Experimental Dermatology | 2014
Peter Wolf; Alexandra Gruber-Wackernagel; Isabella Bambach; Ulrike Schmidbauer; Gerlinde Mayer; Markus Absenger; Eleonore Fröhlich; Scott N. Byrne
The pathogenesis of polymorphic light eruption (PLE) has been linked to a lack of UV‐induced immune suppression. To determine the role of Langerhans cells (LC), mast cells and regulatory T cells, biopsies from PLE patients were taken from exposed sites in spring before and after photohardening with 311 nm or PUVA as well as again in summer.
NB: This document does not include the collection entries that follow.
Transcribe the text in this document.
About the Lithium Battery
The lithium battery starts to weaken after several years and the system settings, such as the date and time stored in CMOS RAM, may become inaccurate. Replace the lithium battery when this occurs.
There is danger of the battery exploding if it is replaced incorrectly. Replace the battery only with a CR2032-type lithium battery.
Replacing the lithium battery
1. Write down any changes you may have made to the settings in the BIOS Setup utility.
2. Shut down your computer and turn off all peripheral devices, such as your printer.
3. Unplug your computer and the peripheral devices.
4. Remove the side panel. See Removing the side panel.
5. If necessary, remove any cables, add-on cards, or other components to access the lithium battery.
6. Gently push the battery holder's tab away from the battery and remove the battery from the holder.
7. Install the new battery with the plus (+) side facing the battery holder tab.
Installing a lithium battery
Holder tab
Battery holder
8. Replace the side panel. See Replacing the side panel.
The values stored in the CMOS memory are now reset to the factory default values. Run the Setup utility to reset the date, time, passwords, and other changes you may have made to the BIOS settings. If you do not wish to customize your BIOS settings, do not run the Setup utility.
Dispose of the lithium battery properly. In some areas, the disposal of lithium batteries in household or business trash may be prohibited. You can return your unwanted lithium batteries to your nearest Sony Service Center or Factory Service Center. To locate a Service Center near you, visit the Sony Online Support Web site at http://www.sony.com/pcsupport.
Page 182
Skin sections were assessed for the presence of Langerin/CD1a+ LC and CD3+, CD4+, CD25+ or FoxP3+ T cells and mast cells. Photohardening transiently decreased the density of epidermal LC and significantly increased a low baseline mast cell density in the papillary dermis of PLE patients. Baseline T cell numbers in the skin were low, and there was no difference in PLE patients among any time point. This suggests that LC suppression together with recruitment of mast cells into photohardened skin may be a key cellular event underlying the mechanism by which phototherapy protects from PLE.